Raisman was apparently one of the victims who may have been saved had the FBI taken action. She revealed that she had been molested in a CBS News 60 Minutes interview in 2017. She was captain of the teams that won gold medals for the United States at the London and Rio Olympics in 2012 and 2016.
“I am angry,” Raisman said. “I’m really upset because I care a lot, when I see these young girls that come up to me, and they ask for pictures or autographs, whatever it is, every time I look at them, every time I see them smiling, I just think I just want to create change so that they never, ever have to go through this.”
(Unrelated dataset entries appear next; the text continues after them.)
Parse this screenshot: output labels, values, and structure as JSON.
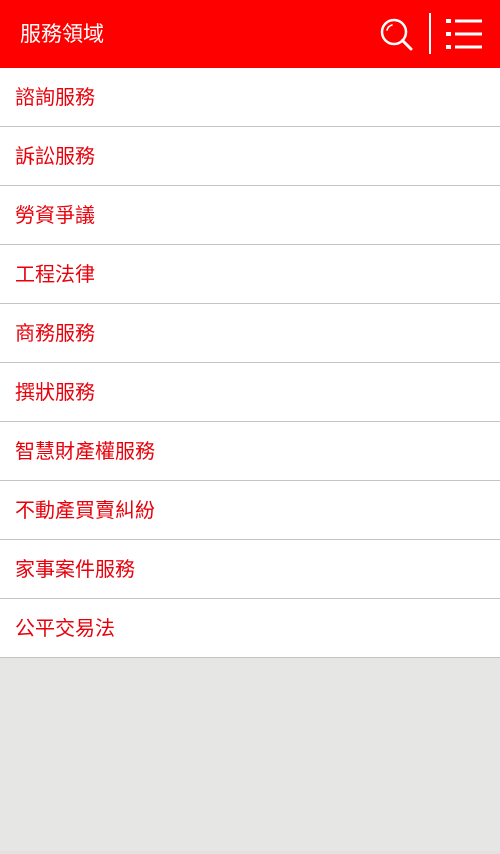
{
  "header": {
    "title": "服務領域",
    "search_icon": "search-icon",
    "menu_icon": "list-menu-icon"
  },
  "services": [
    {
      "label": "諮詢服務"
    },
    {
      "label": "訴訟服務"
    },
    {
      "label": "勞資爭議"
    },
    {
      "label": "工程法律"
    },
    {
      "label": "商務服務"
    },
    {
      "label": "撰狀服務"
    },
    {
      "label": "智慧財產權服務"
    },
    {
      "label": "不動產買賣糾紛"
    },
    {
      "label": "家事案件服務"
    },
    {
      "label": "公平交易法"
    }
  ],
  "colors": {
    "header_bg": "#ff0000",
    "item_text": "#e8000b",
    "divider": "#c4c4c4",
    "page_bg": "#e6e6e5"
  }
}
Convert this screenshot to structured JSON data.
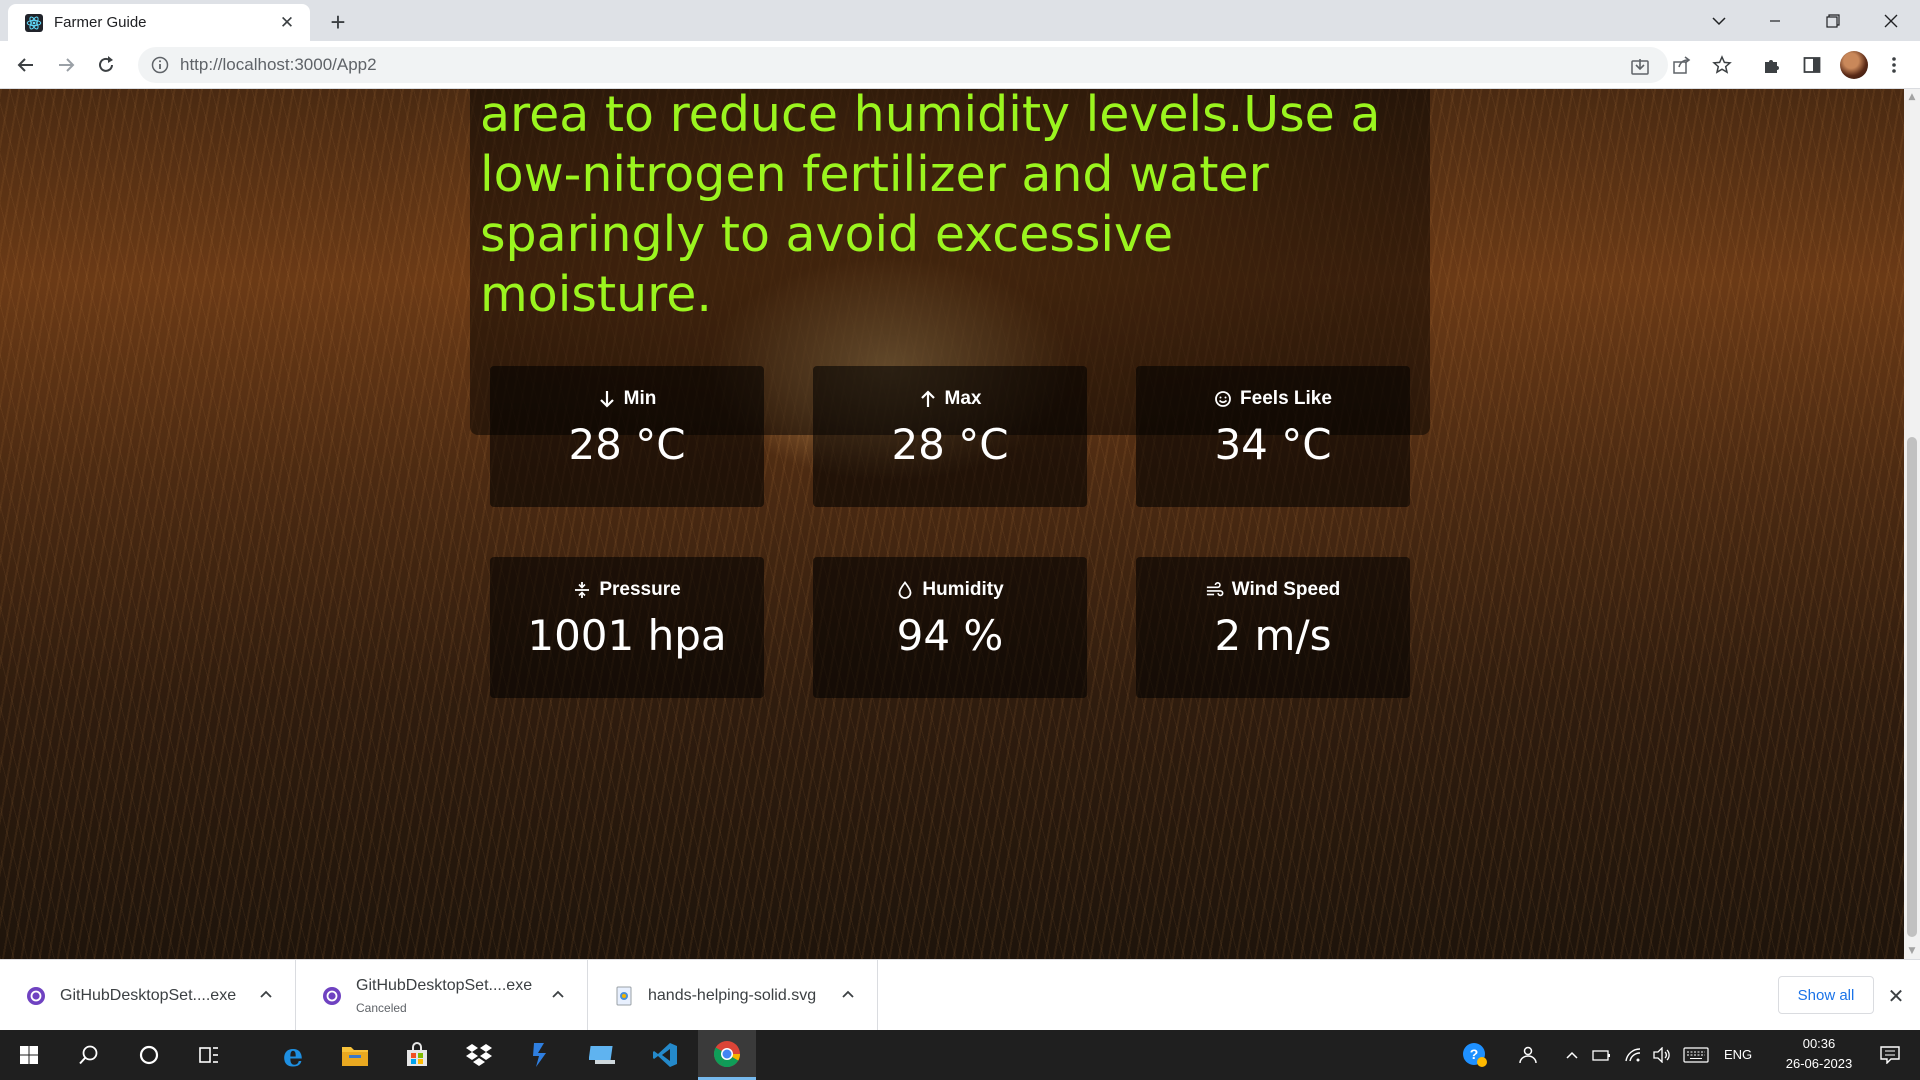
{
  "browser": {
    "tab_title": "Farmer Guide",
    "url": "http://localhost:3000/App2"
  },
  "advice": {
    "text": "area to reduce humidity levels.Use a low-nitrogen fertilizer and water sparingly to avoid excessive moisture."
  },
  "weather": {
    "min": {
      "label": "Min",
      "value": "28 °C"
    },
    "max": {
      "label": "Max",
      "value": "28 °C"
    },
    "feels_like": {
      "label": "Feels Like",
      "value": "34 °C"
    },
    "pressure": {
      "label": "Pressure",
      "value": "1001 hpa"
    },
    "humidity": {
      "label": "Humidity",
      "value": "94 %"
    },
    "wind_speed": {
      "label": "Wind Speed",
      "value": "2 m/s"
    }
  },
  "downloads": {
    "items": [
      {
        "name": "GitHubDesktopSet....exe",
        "status": ""
      },
      {
        "name": "GitHubDesktopSet....exe",
        "status": "Canceled"
      },
      {
        "name": "hands-helping-solid.svg",
        "status": ""
      }
    ],
    "show_all_label": "Show all"
  },
  "taskbar": {
    "language": "ENG",
    "time": "00:36",
    "date": "26-06-2023"
  },
  "colors": {
    "advice_text": "#9bf51f",
    "card_background": "rgba(0,0,0,0.56)",
    "link_blue": "#1a73e8",
    "taskbar": "#1f1f1f"
  }
}
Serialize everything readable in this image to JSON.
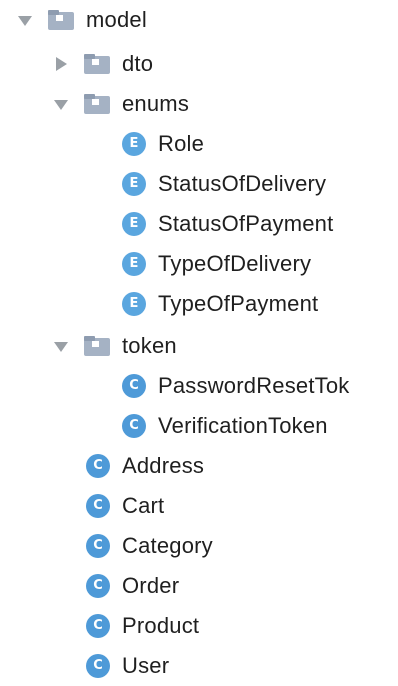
{
  "tree": {
    "model": {
      "label": "model",
      "icon": "folder-icon",
      "expanded": true
    },
    "dto": {
      "label": "dto",
      "icon": "folder-icon",
      "expanded": false
    },
    "enums": {
      "label": "enums",
      "icon": "folder-icon",
      "expanded": true,
      "badge": "E",
      "items": [
        "Role",
        "StatusOfDelivery",
        "StatusOfPayment",
        "TypeOfDelivery",
        "TypeOfPayment"
      ]
    },
    "token": {
      "label": "token",
      "icon": "folder-icon",
      "expanded": true,
      "badge": "C",
      "items": [
        "PasswordResetTok",
        "VerificationToken"
      ]
    },
    "classes": {
      "badge": "C",
      "items": [
        "Address",
        "Cart",
        "Category",
        "Order",
        "Product",
        "User"
      ]
    }
  },
  "colors": {
    "folder": "#a5b2c4",
    "folder_tab": "#8e9cb0",
    "badge_enum": "#5aa6df",
    "badge_class": "#4e9ad8",
    "arrow": "#9aa0a6",
    "text": "#1f1f1f"
  }
}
“For me, the scariest night of my life happened when I was 15 years old. I had flown all day and night with the team to get to Tokyo. He’d given me a sleeping pill for the flight, and the next thing I know, I was all alone with him in his hotel room getting a ‘treatment.’ I thought I was going to die that night,” USA Gymnast McKayla Maroney wrote on Twitter before her account was deactivated.
Nassar spent nearly 30 years as an osteopath with the USA Gymnastics program and prior to pleading guilty to these charges he's been in prison in Michigan after pleading guilty to possession of child pornography. More than 500 women and girls have now alleged they were sexually assaulted by this monster.
The group of victims sent a letter to the inspector general last year demanding to know why the FBI engaged in the "cover up" of a serial child predator.
“It is clear that the FBI failed to protect our nation’s finest athletes and many other vulnerable children and young women from a vicious sexual predator," said the letter to Michael Horowitz, the Inspector General, that was signed by more than 120 Nassar survivors. "But we still do not know who exactly in the FBI participated in the cover up and whether misconduct reached into the higher ranks of the Justice Department.”
These victims will likely take no solace in the statement from the DOJ in which they claim “We will continue to learn from what occurred in this matter, and undertake efforts to keep victims at the center of our work and to ensure that they are heard, respected, and treated fairly throughout the process, as they deserve.
“To that end, the department has continued to assess gaps in the law to protect the most vulnerable among us from exploitation. Addressing those gaps could help prevent events like this from taking place in the future and hold perpetrators accountable. We stand ready to collaborate with Congress to do so.”